Falc zieht belustigt die Mundwinkel hoch. "Die Ortung hat ziemlich gut funktioniert. Es herrschte initial wohl ein wenig Verwirrung, aber letztlich konnten mehrere Personen festgenommen werden, die in den Überfall involviert waren. Das Beste daran ist aber, dass bei diesen Personen ein eindeutiger Zusammenhang zu unserem Hauptverdächtigen bestand, was den Ermittlungen offensichtlich zugutekommt."

"Zu Tom?"

Falc zieht vielsagend die Augenbrauen hoch, sagt aber nichts dazu. Stattdessen drückt er mir mein Telefon in die Hand und deutet in die Richtung, aus der wir vorher kamen. 

"Wollen wir gehen?

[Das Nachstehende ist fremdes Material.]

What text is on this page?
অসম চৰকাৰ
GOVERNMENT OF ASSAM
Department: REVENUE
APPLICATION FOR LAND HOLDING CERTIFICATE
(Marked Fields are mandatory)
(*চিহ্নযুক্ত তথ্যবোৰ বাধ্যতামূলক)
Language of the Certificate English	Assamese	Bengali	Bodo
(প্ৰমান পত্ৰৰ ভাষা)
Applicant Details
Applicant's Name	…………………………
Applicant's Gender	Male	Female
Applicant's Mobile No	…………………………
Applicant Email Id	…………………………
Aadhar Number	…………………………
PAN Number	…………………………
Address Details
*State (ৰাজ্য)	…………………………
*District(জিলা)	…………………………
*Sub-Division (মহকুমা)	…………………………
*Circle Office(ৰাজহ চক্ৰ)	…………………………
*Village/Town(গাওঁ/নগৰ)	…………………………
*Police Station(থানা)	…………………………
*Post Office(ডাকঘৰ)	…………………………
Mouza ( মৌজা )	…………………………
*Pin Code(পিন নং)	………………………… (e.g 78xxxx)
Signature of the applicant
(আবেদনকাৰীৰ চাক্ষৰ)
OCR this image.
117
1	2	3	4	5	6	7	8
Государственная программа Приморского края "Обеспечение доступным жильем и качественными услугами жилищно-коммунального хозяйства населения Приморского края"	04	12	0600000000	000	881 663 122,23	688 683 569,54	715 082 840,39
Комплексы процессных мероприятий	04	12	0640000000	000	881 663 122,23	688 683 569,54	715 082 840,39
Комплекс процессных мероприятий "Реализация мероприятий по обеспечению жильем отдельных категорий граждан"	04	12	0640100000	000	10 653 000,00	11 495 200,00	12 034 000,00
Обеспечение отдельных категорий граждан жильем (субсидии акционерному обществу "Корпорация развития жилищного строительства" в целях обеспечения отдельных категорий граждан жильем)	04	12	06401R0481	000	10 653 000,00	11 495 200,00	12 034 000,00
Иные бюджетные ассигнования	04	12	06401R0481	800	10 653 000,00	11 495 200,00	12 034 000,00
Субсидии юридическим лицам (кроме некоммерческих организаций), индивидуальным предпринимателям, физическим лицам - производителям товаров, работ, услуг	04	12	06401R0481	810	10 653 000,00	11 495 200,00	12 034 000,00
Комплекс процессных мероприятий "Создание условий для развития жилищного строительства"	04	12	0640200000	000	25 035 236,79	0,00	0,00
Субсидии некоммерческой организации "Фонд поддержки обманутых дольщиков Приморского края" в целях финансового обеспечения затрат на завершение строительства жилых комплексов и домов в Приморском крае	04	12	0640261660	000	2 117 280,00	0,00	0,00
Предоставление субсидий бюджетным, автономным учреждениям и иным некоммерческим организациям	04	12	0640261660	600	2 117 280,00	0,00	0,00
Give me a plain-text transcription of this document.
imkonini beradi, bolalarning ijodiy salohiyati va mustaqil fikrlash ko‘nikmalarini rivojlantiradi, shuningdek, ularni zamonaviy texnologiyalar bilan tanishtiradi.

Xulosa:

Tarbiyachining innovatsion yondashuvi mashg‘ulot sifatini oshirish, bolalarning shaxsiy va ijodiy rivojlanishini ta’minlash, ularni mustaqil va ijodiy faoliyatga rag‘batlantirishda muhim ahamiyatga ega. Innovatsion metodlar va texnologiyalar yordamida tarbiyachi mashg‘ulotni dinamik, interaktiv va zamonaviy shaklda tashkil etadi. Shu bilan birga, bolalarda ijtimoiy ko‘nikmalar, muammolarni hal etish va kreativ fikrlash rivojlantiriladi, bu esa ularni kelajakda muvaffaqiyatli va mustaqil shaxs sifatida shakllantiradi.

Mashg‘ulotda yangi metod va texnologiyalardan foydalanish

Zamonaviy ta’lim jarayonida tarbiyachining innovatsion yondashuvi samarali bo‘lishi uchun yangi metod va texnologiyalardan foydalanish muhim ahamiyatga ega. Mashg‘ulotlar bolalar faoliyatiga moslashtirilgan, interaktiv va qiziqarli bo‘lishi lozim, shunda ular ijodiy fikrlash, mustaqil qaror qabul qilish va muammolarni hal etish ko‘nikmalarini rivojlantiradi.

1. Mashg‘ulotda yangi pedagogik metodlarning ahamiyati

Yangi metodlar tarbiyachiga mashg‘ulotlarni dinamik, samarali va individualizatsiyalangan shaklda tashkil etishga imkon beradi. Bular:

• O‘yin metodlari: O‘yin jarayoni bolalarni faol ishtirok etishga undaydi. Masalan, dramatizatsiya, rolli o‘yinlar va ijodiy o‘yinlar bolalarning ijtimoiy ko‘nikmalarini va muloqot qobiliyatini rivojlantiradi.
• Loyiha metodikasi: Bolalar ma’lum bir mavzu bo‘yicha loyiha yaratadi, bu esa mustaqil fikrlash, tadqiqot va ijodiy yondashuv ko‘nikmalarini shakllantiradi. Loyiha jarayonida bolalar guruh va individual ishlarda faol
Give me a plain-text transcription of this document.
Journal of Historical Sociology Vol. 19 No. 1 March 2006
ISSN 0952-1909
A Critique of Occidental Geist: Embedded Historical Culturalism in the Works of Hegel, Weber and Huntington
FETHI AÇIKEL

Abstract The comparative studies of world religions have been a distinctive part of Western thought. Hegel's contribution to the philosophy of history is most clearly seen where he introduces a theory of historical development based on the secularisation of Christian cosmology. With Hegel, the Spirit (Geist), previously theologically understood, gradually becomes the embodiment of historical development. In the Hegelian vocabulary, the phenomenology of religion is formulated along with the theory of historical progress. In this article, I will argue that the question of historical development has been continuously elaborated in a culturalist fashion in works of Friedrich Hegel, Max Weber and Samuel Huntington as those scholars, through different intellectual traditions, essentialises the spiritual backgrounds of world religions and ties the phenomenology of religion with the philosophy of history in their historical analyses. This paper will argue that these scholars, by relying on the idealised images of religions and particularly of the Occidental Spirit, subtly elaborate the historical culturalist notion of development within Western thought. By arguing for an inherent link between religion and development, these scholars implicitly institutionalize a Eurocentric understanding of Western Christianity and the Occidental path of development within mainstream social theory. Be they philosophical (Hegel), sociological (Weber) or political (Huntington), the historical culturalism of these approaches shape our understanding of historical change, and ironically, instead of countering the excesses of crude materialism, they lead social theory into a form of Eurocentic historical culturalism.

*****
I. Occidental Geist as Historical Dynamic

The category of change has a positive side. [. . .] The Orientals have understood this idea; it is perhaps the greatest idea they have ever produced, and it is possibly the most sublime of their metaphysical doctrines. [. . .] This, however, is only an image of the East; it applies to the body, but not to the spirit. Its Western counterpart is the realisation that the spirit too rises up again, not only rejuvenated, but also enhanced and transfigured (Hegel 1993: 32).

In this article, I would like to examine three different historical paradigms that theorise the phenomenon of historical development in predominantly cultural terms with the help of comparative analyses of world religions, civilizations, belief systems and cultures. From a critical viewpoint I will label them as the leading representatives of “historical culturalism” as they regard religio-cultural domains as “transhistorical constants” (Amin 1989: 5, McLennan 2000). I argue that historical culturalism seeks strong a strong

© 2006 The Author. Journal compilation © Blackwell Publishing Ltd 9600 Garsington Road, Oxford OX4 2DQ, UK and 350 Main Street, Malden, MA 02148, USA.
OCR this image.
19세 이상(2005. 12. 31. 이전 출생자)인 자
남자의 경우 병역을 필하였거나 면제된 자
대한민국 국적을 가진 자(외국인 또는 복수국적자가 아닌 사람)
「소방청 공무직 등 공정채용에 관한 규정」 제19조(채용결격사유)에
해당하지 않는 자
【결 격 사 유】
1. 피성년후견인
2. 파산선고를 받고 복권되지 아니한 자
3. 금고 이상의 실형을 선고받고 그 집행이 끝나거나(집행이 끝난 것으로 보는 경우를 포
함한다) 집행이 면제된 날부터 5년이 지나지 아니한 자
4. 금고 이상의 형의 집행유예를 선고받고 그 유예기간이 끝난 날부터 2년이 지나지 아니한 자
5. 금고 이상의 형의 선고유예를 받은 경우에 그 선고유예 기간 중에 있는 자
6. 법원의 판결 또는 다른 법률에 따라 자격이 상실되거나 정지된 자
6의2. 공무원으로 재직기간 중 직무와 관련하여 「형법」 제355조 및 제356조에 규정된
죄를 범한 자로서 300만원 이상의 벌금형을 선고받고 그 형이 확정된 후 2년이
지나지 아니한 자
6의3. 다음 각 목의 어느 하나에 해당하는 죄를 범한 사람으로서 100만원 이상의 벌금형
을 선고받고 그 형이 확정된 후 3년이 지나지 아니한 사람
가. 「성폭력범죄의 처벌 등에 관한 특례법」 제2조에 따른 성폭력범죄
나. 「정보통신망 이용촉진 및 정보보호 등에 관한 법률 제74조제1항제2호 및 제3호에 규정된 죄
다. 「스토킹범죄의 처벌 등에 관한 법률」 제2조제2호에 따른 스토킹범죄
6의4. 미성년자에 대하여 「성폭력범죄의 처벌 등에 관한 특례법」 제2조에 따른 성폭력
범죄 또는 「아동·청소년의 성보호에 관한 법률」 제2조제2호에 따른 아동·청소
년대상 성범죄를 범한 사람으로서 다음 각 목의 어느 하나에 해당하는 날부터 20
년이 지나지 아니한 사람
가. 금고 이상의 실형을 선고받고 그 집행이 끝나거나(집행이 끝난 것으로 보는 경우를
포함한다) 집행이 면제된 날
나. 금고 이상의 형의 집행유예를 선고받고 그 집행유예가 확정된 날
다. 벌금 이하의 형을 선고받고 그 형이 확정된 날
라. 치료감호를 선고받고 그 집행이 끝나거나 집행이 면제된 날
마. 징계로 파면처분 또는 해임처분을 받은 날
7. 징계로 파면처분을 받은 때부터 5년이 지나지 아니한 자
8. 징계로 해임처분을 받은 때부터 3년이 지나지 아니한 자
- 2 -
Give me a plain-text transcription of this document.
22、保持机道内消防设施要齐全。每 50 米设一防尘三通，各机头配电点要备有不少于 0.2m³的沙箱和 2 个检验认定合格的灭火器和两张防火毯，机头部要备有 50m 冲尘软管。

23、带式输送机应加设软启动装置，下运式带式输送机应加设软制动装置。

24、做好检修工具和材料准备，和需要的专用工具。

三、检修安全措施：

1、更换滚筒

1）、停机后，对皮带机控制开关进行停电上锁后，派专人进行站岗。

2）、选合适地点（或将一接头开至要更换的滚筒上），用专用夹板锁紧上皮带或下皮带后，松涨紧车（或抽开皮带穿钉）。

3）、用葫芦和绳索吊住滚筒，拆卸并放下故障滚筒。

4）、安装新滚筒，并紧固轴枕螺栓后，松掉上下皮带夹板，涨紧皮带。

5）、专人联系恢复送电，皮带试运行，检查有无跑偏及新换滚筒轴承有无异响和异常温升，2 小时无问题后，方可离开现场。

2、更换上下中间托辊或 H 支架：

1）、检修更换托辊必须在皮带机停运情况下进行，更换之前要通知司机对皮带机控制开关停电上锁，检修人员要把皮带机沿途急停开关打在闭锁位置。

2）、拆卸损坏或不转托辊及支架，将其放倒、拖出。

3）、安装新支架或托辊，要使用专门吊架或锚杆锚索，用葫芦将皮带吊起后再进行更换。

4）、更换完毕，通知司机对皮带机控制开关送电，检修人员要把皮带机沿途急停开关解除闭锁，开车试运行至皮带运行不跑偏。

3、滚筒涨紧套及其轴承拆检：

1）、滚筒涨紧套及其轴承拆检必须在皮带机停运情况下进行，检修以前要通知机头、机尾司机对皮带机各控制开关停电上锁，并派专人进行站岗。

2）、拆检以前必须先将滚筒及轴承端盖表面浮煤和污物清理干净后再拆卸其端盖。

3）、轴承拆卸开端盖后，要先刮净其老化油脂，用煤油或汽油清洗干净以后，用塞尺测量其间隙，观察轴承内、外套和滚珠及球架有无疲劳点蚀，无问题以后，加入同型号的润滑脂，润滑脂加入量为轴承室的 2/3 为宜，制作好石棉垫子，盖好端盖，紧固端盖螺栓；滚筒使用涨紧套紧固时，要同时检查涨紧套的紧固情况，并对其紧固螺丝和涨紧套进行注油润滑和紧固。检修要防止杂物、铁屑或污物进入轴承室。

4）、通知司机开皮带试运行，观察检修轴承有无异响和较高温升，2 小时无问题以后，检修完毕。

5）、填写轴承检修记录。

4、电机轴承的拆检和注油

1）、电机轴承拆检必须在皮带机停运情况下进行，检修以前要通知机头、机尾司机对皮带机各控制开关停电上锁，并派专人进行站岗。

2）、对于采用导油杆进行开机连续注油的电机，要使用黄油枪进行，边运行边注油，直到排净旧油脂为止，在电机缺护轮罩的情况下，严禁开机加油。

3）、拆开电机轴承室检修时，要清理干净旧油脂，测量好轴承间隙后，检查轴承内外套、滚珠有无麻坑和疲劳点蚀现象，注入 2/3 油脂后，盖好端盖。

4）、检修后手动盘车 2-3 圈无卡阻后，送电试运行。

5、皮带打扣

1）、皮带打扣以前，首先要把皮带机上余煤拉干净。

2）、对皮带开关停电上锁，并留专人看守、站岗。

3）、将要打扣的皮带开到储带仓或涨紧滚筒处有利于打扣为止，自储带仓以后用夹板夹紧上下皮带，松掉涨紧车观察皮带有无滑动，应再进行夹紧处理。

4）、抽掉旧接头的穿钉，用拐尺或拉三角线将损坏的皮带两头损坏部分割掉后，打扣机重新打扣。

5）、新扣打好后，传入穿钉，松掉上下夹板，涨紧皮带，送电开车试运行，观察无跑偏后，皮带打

Du solltest das Mittagessen nicht verpassen."


Ein wenig zu spät, weil Wattpad gestern praktisch alles wieder gelöscht hat, aber ich hoffe es gefällt euch trotzdem. 

Übrigens, wie glaubt ihr, wird sich Falc jetzt ohne seine offizielle Ermittlerrolle Tres gegenüber verhalten? 

Diese Woche geht es wieder im anderen Buch mit Luis weiter :))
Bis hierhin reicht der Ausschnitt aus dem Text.